Et l’internet de l’Europe ?
Le média internet européen a trouvé une place à part avec les pure players. Mais la cible des publicités, nécessaire à la survie des journaux européens, est restreinte et peu d’annonceurs ont besoin de communiquer au niveau européen. Depuis le « non » au référendum sur le traité constitutionnel européen (TCE) en 2005, on constate une augmentation de l’importance accordée au média internet. Mais l’UE reste un sujet de fracture extrêmement forte au sein des journaux et est source de clivage extrêmement important au sein des rédactions. « On est arrivé à un point où il y a des affrontements de personnes entre services, des luttes de pouvoir » commente FPM, concluant que « dans les journaux on s’est dit que puisque les français sont opposés à l’Europe, on va aller dans leur sens et taper sur l’Europe ».

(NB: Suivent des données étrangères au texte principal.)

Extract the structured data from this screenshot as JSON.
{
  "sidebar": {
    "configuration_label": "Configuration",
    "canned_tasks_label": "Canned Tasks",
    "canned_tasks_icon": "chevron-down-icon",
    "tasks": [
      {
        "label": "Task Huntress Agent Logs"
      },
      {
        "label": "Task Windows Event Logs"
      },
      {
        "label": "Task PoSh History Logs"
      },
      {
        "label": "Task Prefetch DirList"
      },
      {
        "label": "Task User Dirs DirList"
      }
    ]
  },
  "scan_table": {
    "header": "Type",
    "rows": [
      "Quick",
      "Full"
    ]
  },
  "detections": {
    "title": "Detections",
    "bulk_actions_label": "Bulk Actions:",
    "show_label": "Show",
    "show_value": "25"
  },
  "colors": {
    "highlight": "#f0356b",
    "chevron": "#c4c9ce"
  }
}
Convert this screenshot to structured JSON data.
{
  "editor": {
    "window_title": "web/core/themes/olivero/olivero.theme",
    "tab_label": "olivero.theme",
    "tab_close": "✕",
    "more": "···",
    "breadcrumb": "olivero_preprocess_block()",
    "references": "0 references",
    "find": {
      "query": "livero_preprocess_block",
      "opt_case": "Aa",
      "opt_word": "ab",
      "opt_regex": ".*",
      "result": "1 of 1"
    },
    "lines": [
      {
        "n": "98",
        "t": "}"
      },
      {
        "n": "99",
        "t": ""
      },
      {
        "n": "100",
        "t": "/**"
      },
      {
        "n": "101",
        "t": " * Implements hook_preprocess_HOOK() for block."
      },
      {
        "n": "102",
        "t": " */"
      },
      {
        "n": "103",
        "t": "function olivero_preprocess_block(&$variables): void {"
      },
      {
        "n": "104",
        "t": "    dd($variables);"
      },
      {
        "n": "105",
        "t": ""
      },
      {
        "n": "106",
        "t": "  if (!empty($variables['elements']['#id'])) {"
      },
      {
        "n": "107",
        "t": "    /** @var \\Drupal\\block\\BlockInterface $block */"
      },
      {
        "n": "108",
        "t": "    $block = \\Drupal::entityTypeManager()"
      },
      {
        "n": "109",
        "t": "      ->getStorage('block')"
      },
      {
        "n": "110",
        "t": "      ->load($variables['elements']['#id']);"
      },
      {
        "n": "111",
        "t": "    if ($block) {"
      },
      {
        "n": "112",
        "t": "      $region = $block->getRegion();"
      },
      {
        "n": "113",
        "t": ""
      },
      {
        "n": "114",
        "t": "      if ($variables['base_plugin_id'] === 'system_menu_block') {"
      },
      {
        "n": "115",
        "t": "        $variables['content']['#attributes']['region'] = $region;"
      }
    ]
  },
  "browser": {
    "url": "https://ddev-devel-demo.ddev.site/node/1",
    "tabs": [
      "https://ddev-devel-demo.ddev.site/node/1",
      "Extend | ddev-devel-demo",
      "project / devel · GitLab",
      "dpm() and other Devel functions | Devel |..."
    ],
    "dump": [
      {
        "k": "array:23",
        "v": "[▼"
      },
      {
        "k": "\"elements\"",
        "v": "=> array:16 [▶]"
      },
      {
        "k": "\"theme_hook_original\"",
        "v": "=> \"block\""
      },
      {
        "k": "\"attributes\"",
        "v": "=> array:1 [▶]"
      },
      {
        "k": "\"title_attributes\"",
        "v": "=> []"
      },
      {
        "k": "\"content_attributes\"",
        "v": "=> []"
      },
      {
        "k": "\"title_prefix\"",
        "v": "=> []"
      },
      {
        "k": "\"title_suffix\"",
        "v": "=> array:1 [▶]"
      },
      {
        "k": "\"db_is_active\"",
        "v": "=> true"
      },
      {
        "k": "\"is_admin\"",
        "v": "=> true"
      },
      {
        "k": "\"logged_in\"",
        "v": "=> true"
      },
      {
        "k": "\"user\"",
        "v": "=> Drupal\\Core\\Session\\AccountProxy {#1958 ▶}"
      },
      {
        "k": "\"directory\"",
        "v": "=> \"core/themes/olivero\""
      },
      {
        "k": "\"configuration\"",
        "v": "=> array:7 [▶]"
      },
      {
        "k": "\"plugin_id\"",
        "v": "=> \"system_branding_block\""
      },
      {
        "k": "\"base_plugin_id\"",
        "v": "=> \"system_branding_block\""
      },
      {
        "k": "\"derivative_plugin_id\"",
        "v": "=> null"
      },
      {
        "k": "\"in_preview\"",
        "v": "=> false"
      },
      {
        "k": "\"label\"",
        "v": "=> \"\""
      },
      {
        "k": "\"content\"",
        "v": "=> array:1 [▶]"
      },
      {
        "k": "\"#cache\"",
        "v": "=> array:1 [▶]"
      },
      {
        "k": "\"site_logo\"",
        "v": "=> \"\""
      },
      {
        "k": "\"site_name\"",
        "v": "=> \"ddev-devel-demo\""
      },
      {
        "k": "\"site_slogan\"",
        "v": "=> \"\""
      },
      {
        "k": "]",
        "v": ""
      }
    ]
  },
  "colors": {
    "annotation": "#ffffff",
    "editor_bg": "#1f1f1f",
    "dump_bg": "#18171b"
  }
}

Internet est un des rares médias qui se prête bien au traitement de l’information car il génère très peu de charges (studio TV, impression, etc.). On trouve actuellement des sites qui arrivent à se développer au niveau européen : le site Café Babel, à la base français, est aujourd’hui présent dans douze pays européens. Il emploie plus d’une dizaine de personnes, vit d’aides de l’UE et produit un contenu à destination des étudiants. On trouve aussi sur la toile des sites comme Presseurop qui appartient au groupe Courrier International. Proposé en sept langues européennes, le site traduit les grands titres de la presse du vieux continent. Le site myeurop.info, héritier du journal papier « L’Européen » veut quand à lui montrer que tous les aspect de la vie sociale ont du répondant ailleurs. Le site les Euros (traduit en trois langues) est s’aligne sur le style de Café Babel mais est géré par des étudiants plus âgés ou par de jeunes actifs. Euractiv, catégorie en presse spécialisée, se fait l’écho de toutes les grandes discussions au niveau européen.

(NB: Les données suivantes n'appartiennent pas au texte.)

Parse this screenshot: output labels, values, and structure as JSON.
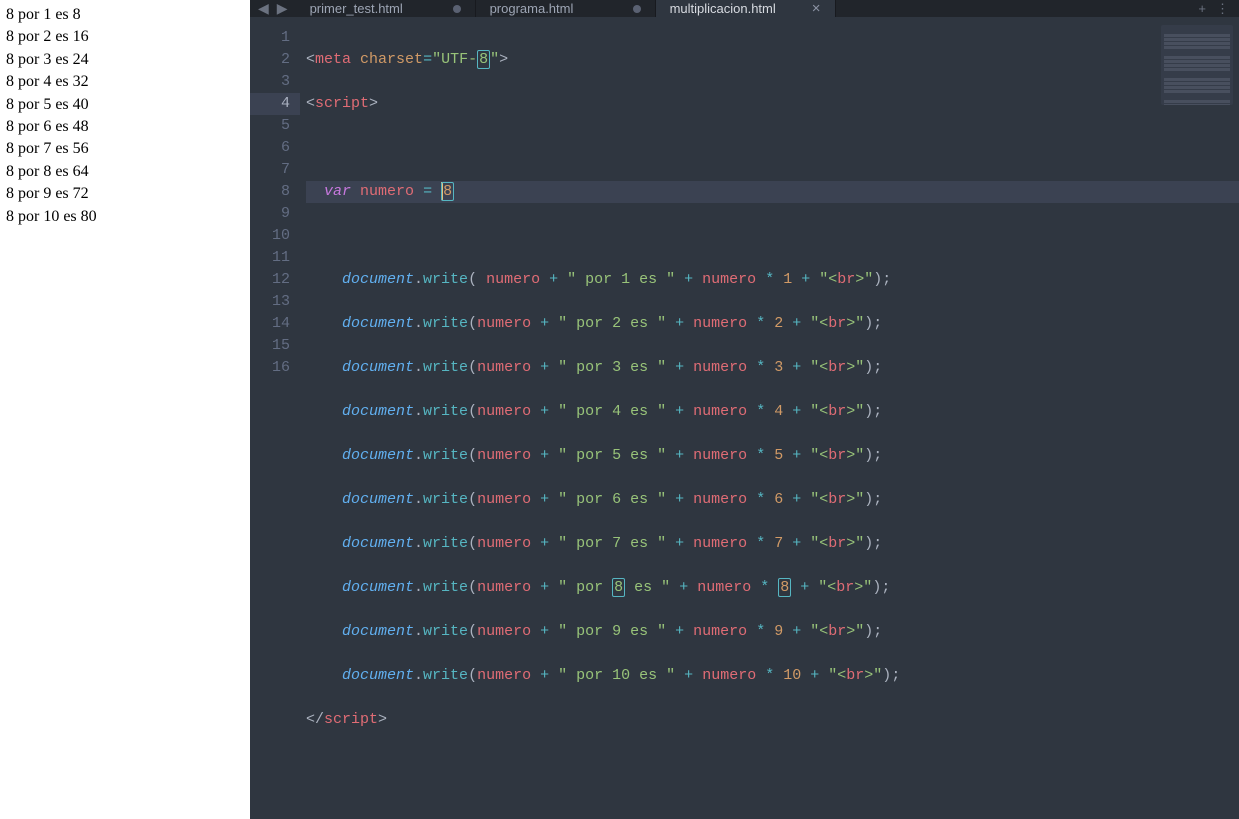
{
  "browser_output": [
    "8 por 1 es 8",
    "8 por 2 es 16",
    "8 por 3 es 24",
    "8 por 4 es 32",
    "8 por 5 es 40",
    "8 por 6 es 48",
    "8 por 7 es 56",
    "8 por 8 es 64",
    "8 por 9 es 72",
    "8 por 10 es 80"
  ],
  "tabs": [
    {
      "label": "primer_test.html",
      "active": false,
      "dirty": true
    },
    {
      "label": "programa.html",
      "active": false,
      "dirty": true
    },
    {
      "label": "multiplicacion.html",
      "active": true,
      "dirty": false
    }
  ],
  "nav": {
    "back": "◀",
    "forward": "▶",
    "plus": "+",
    "more": "⋮"
  },
  "line_numbers": [
    "1",
    "2",
    "3",
    "4",
    "5",
    "6",
    "7",
    "8",
    "9",
    "10",
    "11",
    "12",
    "13",
    "14",
    "15",
    "16"
  ],
  "active_line": 4,
  "code": {
    "l1": {
      "open": "<",
      "tag": "meta",
      "attr": "charset",
      "eq": "=",
      "q1": "\"",
      "str_a": "UTF-",
      "str_hl": "8",
      "q2": "\"",
      "close": ">"
    },
    "l2": {
      "open": "<",
      "tag": "script",
      "close": ">"
    },
    "l4": {
      "key": "var",
      "name": "numero",
      "eq": " = ",
      "val": "8"
    },
    "dw": {
      "obj": "document",
      "dot": ".",
      "meth": "write",
      "lp": "(",
      "lp_sp": "( ",
      "ident": "numero",
      "plus": " + ",
      "q": "\"",
      "por1": " por 1 es ",
      "por2": " por 2 es ",
      "por3": " por 3 es ",
      "por4": " por 4 es ",
      "por5": " por 5 es ",
      "por6": " por 6 es ",
      "por7": " por 7 es ",
      "por8a": " por ",
      "por8b": "8",
      "por8c": " es ",
      "por9": " por 9 es ",
      "por10": " por 10 es ",
      "star": " * ",
      "n1": "1",
      "n2": "2",
      "n3": "3",
      "n4": "4",
      "n5": "5",
      "n6": "6",
      "n7": "7",
      "n8": "8",
      "n9": "9",
      "n10": "10",
      "br_open": "\"<",
      "br_tag": "br",
      "br_close": ">\"",
      "rp": ")",
      "semi": ";"
    },
    "l16": {
      "open": "</",
      "tag": "script",
      "close": ">"
    }
  }
}
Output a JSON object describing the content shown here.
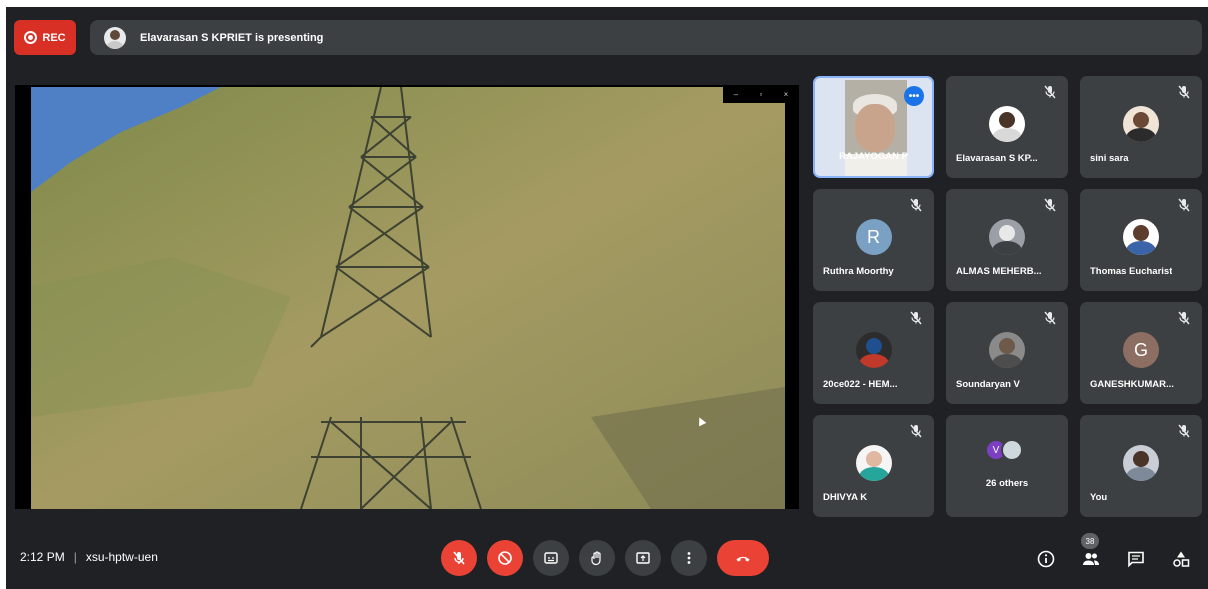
{
  "recording": {
    "label": "REC"
  },
  "presenting": {
    "text": "Elavarasan S KPRIET is presenting"
  },
  "screen_window": {
    "controls": [
      "–",
      "▫",
      "×"
    ]
  },
  "tiles": [
    {
      "name": "RAJAYOGAN P",
      "type": "video",
      "active": true
    },
    {
      "name": "Elavarasan S KP...",
      "type": "photo",
      "face": "#4a3428",
      "body": "#d9d9d9",
      "bg": "#ffffff"
    },
    {
      "name": "sini sara",
      "type": "photo",
      "face": "#6b4a35",
      "body": "#2b2b2b",
      "bg": "#f0e4d6"
    },
    {
      "name": "Ruthra Moorthy",
      "type": "letter",
      "letter": "R",
      "color": "#7aa0c4"
    },
    {
      "name": "ALMAS MEHERB...",
      "type": "photo",
      "face": "#e8e8e8",
      "body": "#3c4043",
      "bg": "#9aa0a6"
    },
    {
      "name": "Thomas Eucharist",
      "type": "photo",
      "face": "#5c3d2e",
      "body": "#3a63a8",
      "bg": "#ffffff"
    },
    {
      "name": "20ce022 - HEM...",
      "type": "photo",
      "face": "#1f4f8f",
      "body": "#c0392b",
      "bg": "#2c2c2c"
    },
    {
      "name": "Soundaryan V",
      "type": "photo",
      "face": "#6d5a4a",
      "body": "#4d4d4d",
      "bg": "#8a8a8a"
    },
    {
      "name": "GANESHKUMAR...",
      "type": "letter",
      "letter": "G",
      "color": "#8d6e63"
    },
    {
      "name": "DHIVYA K",
      "type": "photo",
      "face": "#e0b8a0",
      "body": "#26a69a",
      "bg": "#f5f5f5"
    },
    {
      "name": "26 others",
      "type": "others",
      "letter": "V"
    },
    {
      "name": "You",
      "type": "photo",
      "face": "#4a3428",
      "body": "#7e8a9a",
      "bg": "#c9ced6"
    }
  ],
  "footer": {
    "time": "2:12 PM",
    "separator": "|",
    "meeting_code": "xsu-hptw-uen",
    "participants_count": "38"
  },
  "colors": {
    "background": "#202124",
    "tile": "#3c4043",
    "danger": "#ea4335",
    "accent": "#8ab4f8"
  }
}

La simplicité d’internet et sa réactivité font de lui le seul média ayant une répercussion très rapide. L’outil internet aide à un dialogue européen. Selon FPM, il favorise énormément à la construction de l’identité européenne.
Les médias européens
Parmi les grands médias européen il y a Arte (symbole de l’amitié franco/allemande). Son audience a beaucoup baissé depuis ces dernières années à cause, notamment, de l’arrivée du satellite et du câble. Une autre chaine importante est Euronews, peut-être le seul média transeuropéen qui fonctionne. Il touche les 400 millions d’habitants de l’Europe et est celle qui fait le plus d’audience devant la BBC… Elle est financée à 100% par la Commission Européenne. On peut considérer que c’est pour l’instant une réussite.
Ce portrait global que dresse le Secrétaire de la section française de l’Association des Journalistes Européens explique sa frustration vis-à-vis du journalisme à la française. Déçu par les médias de l’hexagone, critiqué par ses confrères, il a trouvé refuge dans l’antre des rédactions des pays voisins au sein desquels sa vision de l’Europe est plus facilement appréhendée. L’information européenne à la française est-elle si critiquable ? Selon FPM ce serait le cas sur les grands médias nationaux mais pas sur internet. Eurosceptiques fan de TV et pro-européens, du clavier ?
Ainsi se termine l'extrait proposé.